Clergy abuse survivors react to New York diocese's bankruptcy settlement
PJ D'Amico said he was a sixth grader the first time his priest sexually abused him. He said Fr. Alfred Soave, then-pastor at St. Hugh of Lincoln Church in Huntington Station, New York, abused him repeatedly through the eighth grade. D'Amico, 57, will receive compensation starting in 2025 from the Diocese of Rockville Centre. (Courtesy of PJ D'Amico)
January 16, 2025
By Sean Piccoli
Editor's note: The Catholic Church has spent billions of dollars settling claims from sexual abuse cases. National Catholic Reporter is investigating the costs to Catholics, parishes and the church in its new series "The Reckoning." NCR's investigative reports, including this series, are made possible in part through the generosity of Annette Lomont.
This is Part 2 of a two-part story on the sexual abuse settlement in the Diocese of Rockville Centre, New York. You can read Part 1 here.
PJ D'Amico said his "45-year ordeal" began the first time he was sexually abused by his priest.
D'Amico was a sixth grader who worshiped with his family at St. Hugh of Lincoln Church in Huntington Station, New York. He said the pastor at St. Hugh of Lincoln, Fr. Alfred B. Soave, abused him repeatedly through the eighth grade, including on the day of his confirmation.
D'Amico, 57, is one of about 600 survivors of sexual abuse who will receive approximately $323 million in payments beginning this year from the Diocese of Rockville Centre, New York, which oversees St. Hugh of Lincoln and 135 other parishes on New York's Long Island. After four years of federal bankruptcy proceedings, the Diocese of Rockville Centre agreed to settle the claims brought by people who said dozens of priests and other adults employed by the diocese sexually abused them in previous decades.
A federal judge approved the bankruptcy settlement in December, clearing the way for survivors to begin receiving restitution. For D'Amico, the settlement comes as both a relief and a painful reminder of a long struggle with a trusted institution that exposed him to lasting harm and then declared bankruptcy when faced with a deluge of lawsuits.

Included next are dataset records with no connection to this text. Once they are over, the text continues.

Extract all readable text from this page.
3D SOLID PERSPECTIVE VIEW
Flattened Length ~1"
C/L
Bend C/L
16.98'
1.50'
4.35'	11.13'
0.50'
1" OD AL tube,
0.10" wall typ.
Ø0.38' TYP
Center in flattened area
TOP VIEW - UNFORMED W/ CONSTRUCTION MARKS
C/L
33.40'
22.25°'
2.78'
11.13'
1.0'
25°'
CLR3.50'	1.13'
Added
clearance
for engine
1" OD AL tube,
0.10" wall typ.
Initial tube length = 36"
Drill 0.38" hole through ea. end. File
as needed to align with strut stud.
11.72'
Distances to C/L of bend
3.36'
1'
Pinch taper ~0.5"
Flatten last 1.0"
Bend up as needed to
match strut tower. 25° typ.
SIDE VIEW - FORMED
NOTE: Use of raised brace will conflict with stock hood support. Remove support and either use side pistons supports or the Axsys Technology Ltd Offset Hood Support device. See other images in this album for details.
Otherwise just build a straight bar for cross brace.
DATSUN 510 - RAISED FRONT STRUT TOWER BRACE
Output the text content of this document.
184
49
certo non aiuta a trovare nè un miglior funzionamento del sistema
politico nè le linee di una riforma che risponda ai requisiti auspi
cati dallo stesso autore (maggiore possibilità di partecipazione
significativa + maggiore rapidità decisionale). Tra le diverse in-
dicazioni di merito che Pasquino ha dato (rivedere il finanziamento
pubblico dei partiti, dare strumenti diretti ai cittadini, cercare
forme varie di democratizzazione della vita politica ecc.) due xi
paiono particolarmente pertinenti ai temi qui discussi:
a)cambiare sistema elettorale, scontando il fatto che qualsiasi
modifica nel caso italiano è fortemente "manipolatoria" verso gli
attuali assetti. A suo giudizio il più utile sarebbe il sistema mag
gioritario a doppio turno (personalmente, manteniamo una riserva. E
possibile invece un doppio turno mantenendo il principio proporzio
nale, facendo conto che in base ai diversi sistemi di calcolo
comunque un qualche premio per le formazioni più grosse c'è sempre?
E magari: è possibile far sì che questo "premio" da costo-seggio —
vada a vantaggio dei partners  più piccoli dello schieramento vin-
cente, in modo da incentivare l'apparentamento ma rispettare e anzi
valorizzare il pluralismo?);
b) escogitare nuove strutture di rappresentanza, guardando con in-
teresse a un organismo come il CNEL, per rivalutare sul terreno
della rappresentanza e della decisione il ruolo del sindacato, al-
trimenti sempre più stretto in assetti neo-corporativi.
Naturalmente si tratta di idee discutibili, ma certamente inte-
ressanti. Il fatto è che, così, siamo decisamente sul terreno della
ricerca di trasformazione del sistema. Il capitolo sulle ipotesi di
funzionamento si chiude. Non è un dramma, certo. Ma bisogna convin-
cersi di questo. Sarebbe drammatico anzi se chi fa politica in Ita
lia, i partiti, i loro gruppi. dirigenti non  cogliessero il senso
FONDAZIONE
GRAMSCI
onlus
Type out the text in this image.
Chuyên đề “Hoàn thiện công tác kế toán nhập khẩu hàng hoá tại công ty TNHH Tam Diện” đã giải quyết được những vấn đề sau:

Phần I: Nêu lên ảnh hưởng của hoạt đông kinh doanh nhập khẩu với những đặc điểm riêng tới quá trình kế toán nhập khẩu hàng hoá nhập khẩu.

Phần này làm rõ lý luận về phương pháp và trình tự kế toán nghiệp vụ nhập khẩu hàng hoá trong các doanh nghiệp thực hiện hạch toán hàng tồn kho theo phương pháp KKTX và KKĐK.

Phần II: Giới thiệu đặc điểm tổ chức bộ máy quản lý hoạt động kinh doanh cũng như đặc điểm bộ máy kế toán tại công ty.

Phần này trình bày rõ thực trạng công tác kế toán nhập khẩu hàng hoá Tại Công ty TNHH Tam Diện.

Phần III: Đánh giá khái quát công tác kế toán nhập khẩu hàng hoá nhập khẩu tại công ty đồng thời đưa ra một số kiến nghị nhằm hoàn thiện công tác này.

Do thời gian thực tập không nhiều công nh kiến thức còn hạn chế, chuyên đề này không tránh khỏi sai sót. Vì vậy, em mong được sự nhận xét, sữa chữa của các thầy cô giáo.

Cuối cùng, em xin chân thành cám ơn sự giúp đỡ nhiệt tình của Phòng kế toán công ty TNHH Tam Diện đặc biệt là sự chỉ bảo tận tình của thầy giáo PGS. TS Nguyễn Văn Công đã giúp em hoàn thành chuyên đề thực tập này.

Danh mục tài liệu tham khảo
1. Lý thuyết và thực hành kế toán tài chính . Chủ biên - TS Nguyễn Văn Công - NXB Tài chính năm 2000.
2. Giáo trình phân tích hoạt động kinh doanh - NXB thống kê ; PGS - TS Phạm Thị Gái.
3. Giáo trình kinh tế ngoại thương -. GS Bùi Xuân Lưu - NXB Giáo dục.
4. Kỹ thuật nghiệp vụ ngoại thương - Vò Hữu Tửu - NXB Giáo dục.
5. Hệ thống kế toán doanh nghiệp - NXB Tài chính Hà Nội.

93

"It was more like 'uncle' than 'do the right thing,' " he said of the diocese's ultimate decision to reach an agreement that will compensate him and other abuse victims. "They finally realized it was going to cost more not to settle and made a pragmatic decision."
John Salveson, who said he was sexually abused by a Long Island priest beginning in 1969 at age 13 and received compensation from the diocese in 2017 under a different program, agreed that the bankruptcy settlement feels more practical than moral.
"This is strictly an economic issue for them," Salveson told the National Catholic Reporter. "This is a risk-management issue for them. And I spent way too many years trying to get them to see this as a moral issue. They just don't think it's a moral issue."
For his part, D'Amico said, "The monetary resolution is going to be both hard to accept and a relief to accept."
D'Amico's Florida-based lawyer, Adam Horowitz, called the settlement a "milestone" for his 24 clients, ages 40-75, and the hundreds of others who were victimized as boys and teens.
"It's a large sum of money that is a recognition that abuse occurred on a really large scale," Horowitz said of the estimated $323 million. For abuse survivors, he said the settlement — both in its financial terms and other provisions for holding the diocese to account — is "a validation and a recognition that this happened, that they're believed, and there was a serious wrong that occurred."
The settlement doesn't address every case of abuse, Horowitz said. "There are many more survivors than the 600 who came forward," he said, including "many who I spoke to who missed the deadline" to file claims against the diocese for past abuses.
Horowitz said a critical outcome of the bankruptcy settlement is that the diocese will have to publicly disclose the identities and personnel files of all known abusers and all who were credibly accused of child sex abuse while working under the diocese's supervision as priests or in other roles.
The names of more than 100 priests already appear in civil and bankruptcy court documents. Horowitz estimated that as many as 170 perpetrators have been identified, in all, over the course of the proceedings.
Whatever the exact figure, the diocese will have to produce a comprehensive accounting of it, available for public review, although the logistics of how and where to house the documents and make them accessible is still being worked out, Horowitz said.
"There will be a record of who knew what and when they knew it," he said.